I would normally start to overthink this, asking myself how it is possible that people act like this. But somehow because of my direct own experience with this situation I didn’t feel the urge to do that. Instead, I got a certain clarity: this is why our world is in its current state. We are driven by fear and we can’t empathize with one another. Big corporations and politicians are fearful of losing their power, human beings are fearful of losing their lives.

So, how do we break the cycle of fear? And what does this experience tell me in light of my work with Inclusive Journalism?

Five thoughts:

  1. Fear of death underlies most of our other fears. At least in Western societies. I just followed a six weeks course given by a death doula and I noticed how much I learned about life through discussing mortality and letting go of the taboo on death. In indiginous cultures, death is often a more natural part of life, with matching rituals to embrace our loss of life. It would be good to give more space in our lives to ancient knowledge about death and find better ways to deal with it. Or in other words, it’s time to decolonizing death. 

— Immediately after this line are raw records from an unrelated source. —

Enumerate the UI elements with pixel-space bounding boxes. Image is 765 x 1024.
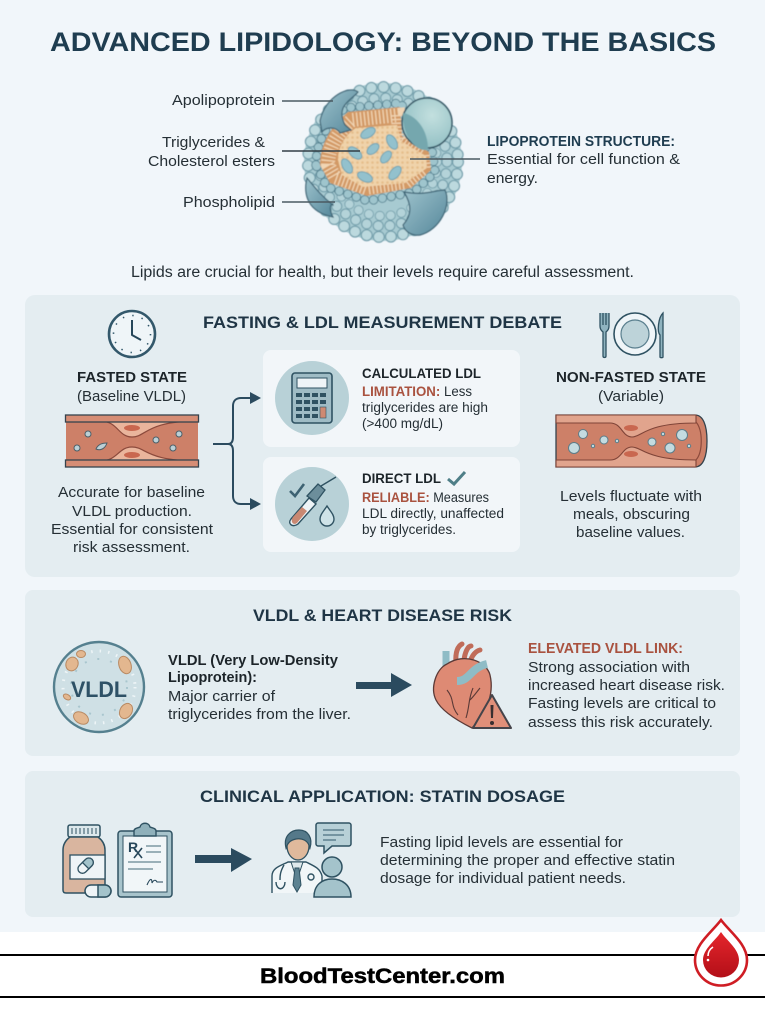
label: apolipoprotein: Apolipoprotein [172, 93, 275, 109]
non-fasted state description [560, 489, 702, 541]
non-fasted state heading: (Variable) [598, 389, 664, 405]
label: lipoprotein structure [410, 134, 680, 187]
fasted state heading: FASTED STATE [77, 370, 187, 386]
footer [0, 920, 765, 998]
calculated LDL text [362, 366, 488, 431]
label: lipoprotein structure: Essential for cell function & [487, 152, 680, 168]
direct LDL text: DIRECT LDL [362, 471, 441, 486]
statin description: dosage for individual patient needs. [380, 871, 626, 887]
card: calculated LDL [263, 350, 520, 447]
fasted state description [51, 485, 213, 556]
fasted state description: VLDL production. [72, 504, 192, 520]
icon: prescription clipboard [118, 823, 172, 897]
icon: dropper [275, 467, 349, 541]
VLDL description: Lipoprotein): [168, 670, 257, 686]
fasted state heading: (Baseline VLDL) [77, 389, 186, 405]
calculated LDL text: triglycerides are high [362, 400, 488, 415]
non-fasted state description: Levels fluctuate with [560, 489, 702, 505]
illustration: lipoprotein particle [304, 83, 462, 241]
calculated LDL text: (>400 mg/dL) [362, 416, 443, 431]
illustration: fasted artery [66, 415, 198, 467]
fasted state description: Essential for consistent [51, 522, 213, 538]
VLDL description: triglycerides from the liver. [168, 707, 351, 723]
footer brand: BloodTestCenter.com [260, 965, 505, 988]
panel: fasting and LDL measurement debate [25, 295, 740, 577]
non-fasted state heading [556, 370, 706, 405]
elevated VLDL text: assess this risk accurately. [528, 715, 713, 731]
icon: VLDL particle: VLDL [71, 677, 127, 702]
non-fasted state description: meals, obscuring [573, 507, 690, 523]
icon: doctor and patient [272, 823, 351, 897]
non-fasted state description: baseline values. [576, 525, 685, 541]
heading: VLDL and heart disease: VLDL & HEART DISEASE RISK [253, 607, 512, 625]
fasted state description: risk assessment. [73, 540, 190, 556]
VLDL description: VLDL (Very Low-Density [168, 653, 338, 669]
arrow: prescription to doctor [195, 848, 252, 872]
panel: VLDL and heart disease risk [25, 590, 740, 756]
label: triglycerides and cholesterol esters: Triglycerides & [162, 135, 265, 151]
fasted state description: Accurate for baseline [58, 485, 205, 501]
calculated LDL text: CALCULATED LDL [362, 366, 481, 381]
VLDL description: Major carrier of [168, 689, 276, 705]
label: lipoprotein structure: energy. [487, 171, 538, 187]
elevated VLDL text: ELEVATED VLDL LINK: [528, 641, 683, 657]
icon: clock [109, 311, 155, 357]
heading: fasting and LDL: FASTING & LDL MEASUREMENT DEBATE [203, 314, 562, 332]
intro sentence: Lipids are crucial for health, but their levels require careful assessment. [131, 264, 634, 281]
label: triglycerides and cholesterol esters [148, 135, 360, 170]
label: lipoprotein structure: LIPOPROTEIN STRUCTURE: [487, 134, 675, 150]
icon: heart with warning [434, 644, 511, 728]
elevated VLDL text [528, 641, 725, 731]
icon: VLDL particle [54, 642, 144, 732]
arrow: VLDL to heart [356, 673, 412, 697]
panel: clinical application [25, 771, 740, 917]
label: phospholipid: Phospholipid [183, 195, 275, 211]
statin description: Fasting lipid levels are essential for [380, 835, 623, 851]
heading: statin dosage: CLINICAL APPLICATION: STATIN DOSAGE [200, 788, 565, 806]
elevated VLDL text: increased heart disease risk. [528, 678, 725, 694]
VLDL description [168, 653, 351, 723]
illustration: non-fasted artery [556, 415, 707, 467]
statin description: determining the proper and effective statin [380, 853, 675, 869]
label: triglycerides and cholesterol esters: Cholesterol esters [148, 154, 275, 170]
icon: medicine bottle [63, 825, 111, 897]
direct LDL text: RELIABLE: Measures [362, 490, 489, 505]
icon: plate and cutlery [600, 313, 663, 358]
title: ADVANCED LIPIDOLOGY: BEYOND THE BASICS [50, 27, 716, 57]
direct LDL text: by triglycerides. [362, 522, 456, 537]
icon: calculator [275, 361, 349, 435]
statin description [380, 835, 675, 887]
fasted state heading [77, 370, 187, 405]
calculated LDL text: LIMITATION: Less [362, 384, 472, 399]
direct LDL text [362, 471, 504, 537]
icon: blood drop logo [695, 920, 747, 986]
direct LDL text: LDL directly, unaffected [362, 506, 504, 521]
elevated VLDL text: Strong association with [528, 660, 690, 676]
icon: prescription clipboard: R [128, 839, 138, 855]
elevated VLDL text: Fasting levels are critical to [528, 696, 716, 712]
non-fasted state heading: NON-FASTED STATE [556, 370, 706, 386]
lipoprotein diagram [148, 83, 680, 241]
arrow: bracket to LDL methods [213, 392, 261, 510]
card: direct LDL [263, 457, 520, 552]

  2. Some people ask me if ‘inclusive’ is the right word to use because why focus on including people to a system that’s broken? Well, the system isn’t broken, it’s built this way. And we can change that. Sure, initiatives outside of the system are important as well, to show us how things can be done differently. But we have a responsibility to change what we’ve built. It asks from us an uncomfortable inward gaze and holding up a mirror to ourselves. And that’s not a soft approach, we really haven’t given that enough try yet.

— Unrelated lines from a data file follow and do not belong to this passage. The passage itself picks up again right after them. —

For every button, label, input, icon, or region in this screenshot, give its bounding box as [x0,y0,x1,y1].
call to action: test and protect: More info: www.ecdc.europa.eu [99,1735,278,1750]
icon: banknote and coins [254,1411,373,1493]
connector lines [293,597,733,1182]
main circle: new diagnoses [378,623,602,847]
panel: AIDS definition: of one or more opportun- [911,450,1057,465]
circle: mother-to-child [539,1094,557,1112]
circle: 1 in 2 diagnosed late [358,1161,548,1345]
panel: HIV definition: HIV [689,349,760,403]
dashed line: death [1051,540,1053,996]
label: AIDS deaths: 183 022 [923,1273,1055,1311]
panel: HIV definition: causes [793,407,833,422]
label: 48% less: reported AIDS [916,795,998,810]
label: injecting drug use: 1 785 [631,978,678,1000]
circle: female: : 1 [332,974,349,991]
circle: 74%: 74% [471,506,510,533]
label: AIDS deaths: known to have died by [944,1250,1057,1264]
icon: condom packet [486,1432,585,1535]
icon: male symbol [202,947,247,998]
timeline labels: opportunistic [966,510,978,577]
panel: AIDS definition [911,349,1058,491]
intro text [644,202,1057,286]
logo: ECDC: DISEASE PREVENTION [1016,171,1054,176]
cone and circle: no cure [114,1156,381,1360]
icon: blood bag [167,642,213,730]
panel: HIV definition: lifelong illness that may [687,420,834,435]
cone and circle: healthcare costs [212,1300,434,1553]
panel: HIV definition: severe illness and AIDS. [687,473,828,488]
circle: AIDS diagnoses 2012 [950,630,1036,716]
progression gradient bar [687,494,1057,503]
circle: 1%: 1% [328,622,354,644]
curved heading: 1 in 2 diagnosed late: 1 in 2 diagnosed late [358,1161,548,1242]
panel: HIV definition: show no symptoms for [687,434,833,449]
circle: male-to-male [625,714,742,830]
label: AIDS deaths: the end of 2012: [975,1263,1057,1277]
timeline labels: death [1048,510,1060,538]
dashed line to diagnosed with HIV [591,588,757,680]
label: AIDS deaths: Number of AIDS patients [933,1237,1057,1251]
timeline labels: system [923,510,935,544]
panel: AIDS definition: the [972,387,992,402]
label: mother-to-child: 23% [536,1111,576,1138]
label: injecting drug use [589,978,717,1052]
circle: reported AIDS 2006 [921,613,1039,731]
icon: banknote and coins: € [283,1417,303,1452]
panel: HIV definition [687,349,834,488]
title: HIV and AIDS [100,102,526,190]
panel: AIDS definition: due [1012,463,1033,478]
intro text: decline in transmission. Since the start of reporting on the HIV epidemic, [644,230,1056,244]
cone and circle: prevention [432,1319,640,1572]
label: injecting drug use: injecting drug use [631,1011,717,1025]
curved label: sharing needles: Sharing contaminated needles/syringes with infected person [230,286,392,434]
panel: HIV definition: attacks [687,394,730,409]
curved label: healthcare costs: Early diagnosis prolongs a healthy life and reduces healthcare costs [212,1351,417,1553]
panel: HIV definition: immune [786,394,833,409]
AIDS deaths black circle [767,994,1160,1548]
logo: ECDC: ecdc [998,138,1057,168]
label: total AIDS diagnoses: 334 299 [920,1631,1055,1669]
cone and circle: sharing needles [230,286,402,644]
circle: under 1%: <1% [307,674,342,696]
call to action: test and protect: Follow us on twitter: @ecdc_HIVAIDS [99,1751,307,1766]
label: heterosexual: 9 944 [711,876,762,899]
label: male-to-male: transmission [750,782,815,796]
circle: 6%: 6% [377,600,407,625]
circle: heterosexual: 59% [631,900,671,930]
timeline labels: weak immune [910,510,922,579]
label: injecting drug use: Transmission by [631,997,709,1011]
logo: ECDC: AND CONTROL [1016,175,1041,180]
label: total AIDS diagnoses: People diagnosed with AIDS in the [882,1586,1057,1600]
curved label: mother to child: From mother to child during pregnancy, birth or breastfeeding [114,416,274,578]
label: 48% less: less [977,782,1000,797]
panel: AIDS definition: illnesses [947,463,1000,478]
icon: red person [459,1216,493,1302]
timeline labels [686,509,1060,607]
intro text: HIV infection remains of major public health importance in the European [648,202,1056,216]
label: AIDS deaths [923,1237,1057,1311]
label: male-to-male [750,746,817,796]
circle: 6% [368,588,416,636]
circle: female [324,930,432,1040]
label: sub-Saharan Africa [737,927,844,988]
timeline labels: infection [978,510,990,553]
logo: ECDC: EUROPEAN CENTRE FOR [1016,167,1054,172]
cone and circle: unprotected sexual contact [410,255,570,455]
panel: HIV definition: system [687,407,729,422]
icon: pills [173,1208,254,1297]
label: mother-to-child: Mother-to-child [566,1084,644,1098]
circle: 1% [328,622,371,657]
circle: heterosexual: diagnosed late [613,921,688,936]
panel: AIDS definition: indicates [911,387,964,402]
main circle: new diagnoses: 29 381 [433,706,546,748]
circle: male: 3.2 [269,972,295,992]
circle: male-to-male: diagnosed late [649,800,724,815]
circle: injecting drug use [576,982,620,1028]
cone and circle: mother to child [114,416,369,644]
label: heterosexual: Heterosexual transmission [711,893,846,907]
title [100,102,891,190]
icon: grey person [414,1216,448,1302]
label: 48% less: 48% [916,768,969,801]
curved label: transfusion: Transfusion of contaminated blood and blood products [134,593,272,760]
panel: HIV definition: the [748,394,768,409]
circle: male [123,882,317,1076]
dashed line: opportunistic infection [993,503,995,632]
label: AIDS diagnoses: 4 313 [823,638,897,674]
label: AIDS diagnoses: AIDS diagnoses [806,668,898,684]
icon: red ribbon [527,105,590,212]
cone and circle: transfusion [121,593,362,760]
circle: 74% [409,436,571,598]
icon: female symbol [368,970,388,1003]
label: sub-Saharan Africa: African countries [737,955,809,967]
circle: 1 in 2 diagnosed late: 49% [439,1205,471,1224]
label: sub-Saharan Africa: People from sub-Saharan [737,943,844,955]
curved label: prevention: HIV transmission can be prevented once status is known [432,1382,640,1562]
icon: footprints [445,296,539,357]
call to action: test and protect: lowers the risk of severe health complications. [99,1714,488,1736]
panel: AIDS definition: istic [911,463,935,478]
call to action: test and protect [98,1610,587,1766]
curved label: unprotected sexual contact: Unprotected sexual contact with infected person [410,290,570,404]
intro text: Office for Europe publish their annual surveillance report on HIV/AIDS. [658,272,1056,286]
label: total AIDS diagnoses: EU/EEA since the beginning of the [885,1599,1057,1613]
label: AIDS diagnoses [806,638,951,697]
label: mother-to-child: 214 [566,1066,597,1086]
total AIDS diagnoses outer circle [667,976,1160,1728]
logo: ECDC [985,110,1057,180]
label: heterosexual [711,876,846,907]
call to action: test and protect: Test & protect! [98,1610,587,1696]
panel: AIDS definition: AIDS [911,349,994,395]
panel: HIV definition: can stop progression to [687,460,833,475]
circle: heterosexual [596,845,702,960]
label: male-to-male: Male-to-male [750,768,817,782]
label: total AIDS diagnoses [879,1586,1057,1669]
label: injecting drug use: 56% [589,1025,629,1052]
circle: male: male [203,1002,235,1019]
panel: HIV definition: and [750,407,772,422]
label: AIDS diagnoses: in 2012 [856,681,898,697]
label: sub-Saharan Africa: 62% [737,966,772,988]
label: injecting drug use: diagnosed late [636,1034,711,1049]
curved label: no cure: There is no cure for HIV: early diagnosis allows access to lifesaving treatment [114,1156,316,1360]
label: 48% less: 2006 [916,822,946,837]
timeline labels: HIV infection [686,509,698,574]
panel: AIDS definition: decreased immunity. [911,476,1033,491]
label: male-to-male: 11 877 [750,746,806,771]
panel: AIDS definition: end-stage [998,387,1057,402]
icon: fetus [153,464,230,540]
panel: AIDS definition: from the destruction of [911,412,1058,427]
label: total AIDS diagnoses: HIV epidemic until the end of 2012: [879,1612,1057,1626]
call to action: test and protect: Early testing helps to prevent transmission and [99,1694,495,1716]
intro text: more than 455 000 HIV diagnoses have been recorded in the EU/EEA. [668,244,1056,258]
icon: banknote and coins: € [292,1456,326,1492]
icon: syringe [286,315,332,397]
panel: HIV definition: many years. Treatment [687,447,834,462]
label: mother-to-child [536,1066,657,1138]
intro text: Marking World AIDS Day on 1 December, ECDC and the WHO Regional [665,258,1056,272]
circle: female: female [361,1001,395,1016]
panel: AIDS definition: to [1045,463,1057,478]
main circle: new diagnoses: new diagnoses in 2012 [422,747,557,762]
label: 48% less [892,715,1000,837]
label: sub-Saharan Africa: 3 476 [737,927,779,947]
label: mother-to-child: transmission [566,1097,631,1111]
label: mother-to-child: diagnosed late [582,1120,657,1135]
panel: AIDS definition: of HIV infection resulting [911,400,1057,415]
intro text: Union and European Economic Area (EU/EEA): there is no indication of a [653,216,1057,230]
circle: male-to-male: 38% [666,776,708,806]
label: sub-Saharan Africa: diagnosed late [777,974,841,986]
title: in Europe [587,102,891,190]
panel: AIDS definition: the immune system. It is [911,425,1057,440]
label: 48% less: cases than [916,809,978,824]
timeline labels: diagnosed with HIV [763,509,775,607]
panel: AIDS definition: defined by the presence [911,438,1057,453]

  3. Not everyone has the same level of empathy. Don’t focus on people who are too fearful to be empathic. Focus on the people who are willing and capable to look critically at themselves in order to change their behavior. This is probably my biggest lesson from having COVID-19 at the moment: I realized I’m sometimes trying too hard to get people involved who don’t want to be involved. Or who aren’t ready or capable to be involved. Even if there are small signs of an unwillingness to change behavior or to make the world a little bit better, withdraw and don’t let it drain your energy.
  4. Don’t make things heavier than necessary. And don’t intellectualize. Life is quite simple. Racism exists, COVID-19 exists, climate change exists. And we can be a big part of the solution. As long as we become aware of our own fears and are able to help each other instead of competing with one another, we can move mountains. Even big corporations can be held responsible if we give our votes to the political parties who can make regulation to contain their power. Focus on your own behavior change but never forget that you’re part of a bigger system.

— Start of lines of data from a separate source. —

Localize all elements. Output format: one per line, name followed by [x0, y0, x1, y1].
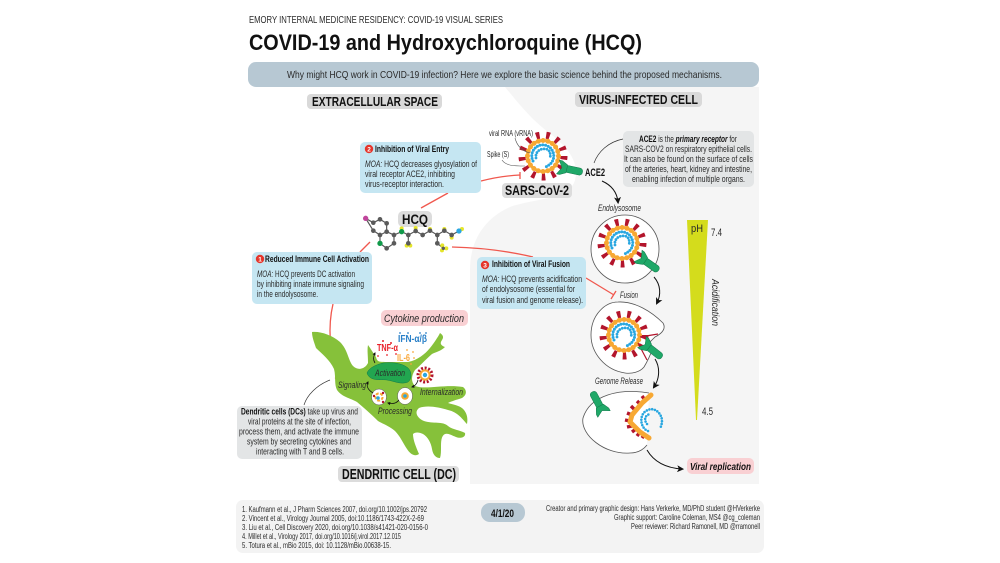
released viral RNA [641, 409, 662, 431]
arrow: to viral replication [647, 450, 682, 469]
virus annotations [487, 129, 533, 166]
callout: dendritic cells [237, 406, 362, 459]
card title: Inhibition of Viral Entry [375, 144, 449, 155]
cytokines: IL-6 [397, 352, 410, 364]
card body: viral receptor ACE2, inhibiting [365, 169, 455, 180]
references: 1. Kaufmann et al., J Pharm Sciences 2007, doi.org/10.1002/jps.20792 [242, 505, 427, 514]
badge 2: 2 [367, 146, 371, 154]
label: cytokine production [381, 310, 468, 326]
chart: pH gradient: 4.5 [702, 406, 713, 418]
card body: viral fusion and genome release). [482, 295, 583, 306]
badge 3: 3 [483, 262, 487, 270]
arrow: to genome release [654, 359, 659, 387]
card body: by inhibiting innate immune signaling [257, 279, 364, 290]
callout: ACE2: SARS-COV2 on respiratory epithelial cells. [625, 144, 752, 155]
label: fusion: Fusion [620, 290, 638, 300]
label: viral replication [687, 458, 754, 474]
cell with released genome [583, 389, 662, 453]
card body: MOA: HCQ prevents acidification [482, 274, 582, 285]
vesicle: processing [372, 389, 386, 405]
dendritic cell illustration [312, 332, 467, 458]
callout: ACE2: enabling infection of multiple organs. [632, 174, 745, 185]
date [481, 503, 525, 522]
callout: ACE2: of the arteries, heart, kidney and intestine, [625, 164, 752, 175]
label: cytokine production: Cytokine production [384, 313, 464, 325]
molecule: hydroxychloroquine [363, 216, 464, 252]
card body: virus-receptor interaction. [365, 179, 444, 190]
subtitle banner [248, 62, 759, 87]
callout leader to dendritic cell [304, 380, 330, 405]
footer panel [236, 500, 764, 553]
card body [257, 269, 364, 300]
nucleus: activation: Activation [374, 368, 405, 378]
credits: Graphic support: Caroline Coleman, MS4 @cg_coleman [614, 513, 760, 522]
pathway labels: Internalization [420, 387, 463, 398]
references: 3. Liu et al., Cell Discovery 2020, doi.org/10.1038/s41421-020-0156-0 [242, 523, 428, 532]
references: 4. Millet et al., Virology 2017, doi.org/10.1016/j.virol.2017.12.015 [242, 532, 401, 541]
cytokines: IFN-α/β [398, 333, 427, 345]
label: HCQ: HCQ [402, 211, 428, 227]
arrow: ACE2 to endolysosome [602, 181, 618, 202]
label: SARS-CoV-2: SARS-CoV-2 [505, 182, 569, 198]
label: ACE2: ACE2 [585, 167, 605, 179]
card body: in the endolysosome. [257, 289, 318, 300]
background panel: virus-infected cell [470, 87, 759, 484]
card title: Reduced Immune Cell Activation [265, 254, 369, 265]
pathway labels [338, 380, 463, 417]
chart: pH gradient [687, 220, 722, 420]
title: COVID-19 and Hydroxychloroquine (HCQ) [249, 30, 642, 55]
credits [546, 504, 760, 531]
label: endolysosome: Endolysosome [598, 203, 641, 213]
card: inhibition of viral entry [360, 142, 481, 193]
chart: pH gradient: Acidification [709, 278, 720, 326]
chart: pH gradient: 7.4 [711, 227, 722, 239]
pathway arrows [367, 353, 418, 404]
virus being internalized [418, 368, 432, 382]
callout: dendritic cells: system by secreting cytokines and [247, 436, 351, 448]
label: genome release: Genome Release [595, 376, 643, 386]
callout: ACE2: ACE2 is the primary receptor for [639, 134, 737, 145]
callout leader to ACE2 [594, 139, 623, 163]
credits: Creator and primary graphic design: Hans Verkerke, MD/PhD student @HVerkerke [546, 504, 760, 513]
pathway labels: Signaling [338, 380, 367, 391]
callout: dendritic cells: process them, and activate the immune [239, 426, 359, 438]
cytokines: TNF-α [377, 342, 398, 354]
callout: dendritic cells: interacting with T and B cells. [256, 446, 344, 458]
heading: virus-infected cell: VIRUS-INFECTED CELL [579, 92, 698, 107]
arrow: to fusion [654, 277, 660, 303]
card body: MOA: HCQ decreases glyosylation of [365, 159, 477, 170]
badge 1: 1 [258, 256, 262, 264]
references: 5. Totura et al., mBio 2015, doi: 10.1128/mBio.00638-15. [242, 541, 391, 550]
cytokines [377, 332, 427, 365]
card: inhibition of viral fusion [477, 257, 586, 309]
chart: pH gradient: pH [691, 223, 703, 235]
card body: of endolysosome (essential for [482, 284, 575, 295]
references: 2. Vincent et al., Virology Journal 2005, doi:10.1186/1743-422X-2-69 [242, 514, 424, 523]
subtitle banner: Why might HCQ work in COVID-19 infection? Here we explore the basic science behind the proposed mechanisms. [287, 69, 722, 81]
label: dendritic cell: DENDRITIC CELL (DC) [342, 467, 456, 483]
card: reduced immune cell activation [252, 252, 372, 304]
heading: extracellular space: EXTRACELLULAR SPACE [312, 94, 438, 109]
cell body [312, 332, 467, 458]
fusing endolysosome with virus [591, 302, 666, 373]
nucleus: activation [367, 363, 411, 383]
virus annotations: viral RNA (vRNA) [489, 129, 533, 138]
references [242, 505, 428, 550]
SARS-CoV-2 virus with ACE2 receptor [487, 129, 584, 179]
callout: ACE2: It can also be found on the surface of cells [624, 154, 753, 165]
inhibition lines from HCQ [330, 172, 616, 378]
card body [365, 159, 477, 190]
pathway labels: Processing [378, 406, 413, 417]
callout: ACE2 [623, 131, 754, 187]
label: viral replication: Viral replication [690, 461, 751, 473]
credits: Peer reviewer: Richard Ramonell, MD @rramonell [631, 522, 760, 531]
virus annotations: Spike (S) [487, 150, 509, 159]
vesicle: internalized virus [398, 388, 412, 404]
date: 4/1/20 [491, 508, 514, 520]
endolysosome with virus [591, 215, 662, 283]
card body [482, 274, 583, 306]
card title: Inhibition of Viral Fusion [492, 259, 570, 270]
card body: MOA: HCQ prevents DC activation [257, 269, 355, 280]
callout: dendritic cells: Dendritic cells (DCs) take up virus and [241, 406, 358, 418]
callout: dendritic cells: viral proteins at the site of infection, [248, 416, 351, 428]
series heading: EMORY INTERNAL MEDICINE RESIDENCY: COVID-19 VISUAL SERIES [249, 15, 503, 26]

  5. The spiritual community is sick. I’m sorry to state it so clearly, but it’s true. I’ve been staying in Bali for over a year now, amongst a large community of Westerners who call themselves ‘spiritual’ and practice yoga, meditation, cacao ceremonies and ecstatic dance. Their approach to spirituality is so egocentric that they don’t even realize it themselves. This false idea of what a spiritual practice is, will eventually enlarge the lack of empathy for others. We’ve seen it happening around Black Lives Matter. We might sometimes think that the Western spiritual community is going to benefit the world, unfortunately the opposite is true. Decolonizing yoga and meditation is extremely important. 

Luckily, I don’t have severe symptoms of COVID. I feel sick, as if I’m coping with a tough flu, but I realize that the coronavirus isn’t the biggest problem we’re facing right now. The world seems broken sometimes but it’s actually easy to fix. Empathy is the answer. Starting with ourselves, today.